A group of largely teenage hackers breached T-Mobile and downloaded over 30,000 source code repositories — even gaining access to Atlas, an internal T-Mobile tool for managing customer accounts — according to a new eye-popping report by independent investigative journalist Brian Krebs, who was leaked internal Telegram group messages from the LAPSUS$ group by a disgruntled former associate. T-Mobile has now admitted the breach.
“The messages reveal that each time LAPSUS$ was cut off from a T-Mobile employee’s account — either because the employee tried to log in or change their password — they would just find or buy another set of T-Mobile VPN credentials” Krebs wrote on April 22. The veteran security reporter suggested this week that the ease with which LAPSUS$ could buy access from dark web sites meant businesses should scrape them regularly.
“Anyone can access dark web bot shops like Russian Market and Genesis, which means larger companies probably should be paying someone to regularly scrape these criminal bot services, even buying back their own employee credentials to take those vulnerable systems off the market” he noted in his own write-up.
“Because that’s probably the simplest and cheapest incident response money can buy.”
T-Mobile, which reported $58.4 billion in full-year 2021 earnings, was also devastatingly hacked in August 2021, with the data of 40 million customers stolen in an incident that its CEO described as “humbling”.

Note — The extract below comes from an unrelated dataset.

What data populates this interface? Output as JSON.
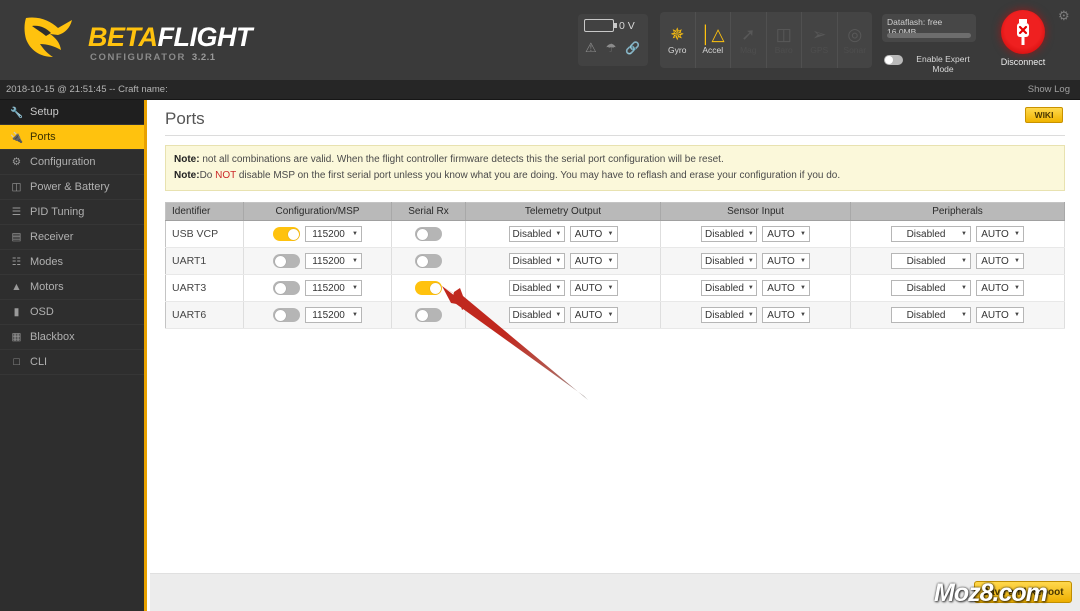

T-Mobile CEO Mike Sievert said in August 2021 in the wake of that breach that the telco was entering “long-term partnerships with the industry-leading cybersecurity experts at Mandiant, and with consulting firm KPMG” as part of “a substantial multi-year investment to adopt best-in-class practices and transform our approach.”
See also: GitHub breached, npm data stolen
The LAPSUS$ hackers later lost all the stolen T-Mobile source code after storing it in an AWS server that was seized by the FBI — and failing to back-up the data (“RIP FBI seized my server” one member writes on Telegram in messages shared with Krebs in his report this weekend: “So much illegal shit. It’s filled with illegal shit.”)
Attempts to re-download it from T-Mobile failed, the leaked chats showed after the access token they used was revoked. The ringleader shrugs it off: “Cloning 30k repos four times in 24 hours isn’t very normal.”
Krebs wrote: “Access to internal [T-Mobile] company tools could give them [LAPSUS$] everything they needed to conduct hassle-free “SIM swaps” — reassigning a target’s mobile phone number to a device they controlled. These unauthorized sim swaps allow an attacker to intercept a target’s text messages and phone calls, including any links sent via SMS for password resets, or one-time codes sent for multi-factor authentication.”
T-Mobile played down the consequences of the breach, telling Krebs: “Several weeks ago, our monitoring tools detected a bad actor using stolen credentials to access internal systems that house operational tools software. The systems accessed contained no customer or government information or other similarly sensitive information, and we have no evidence that the intruder was able to obtain anything of value.
The company which has over 75,000 employees, said: “Our systems and processes worked as designed, the intrusion was rapidly shut down and closed off, and the compromised credentials used were rendered obsolete.”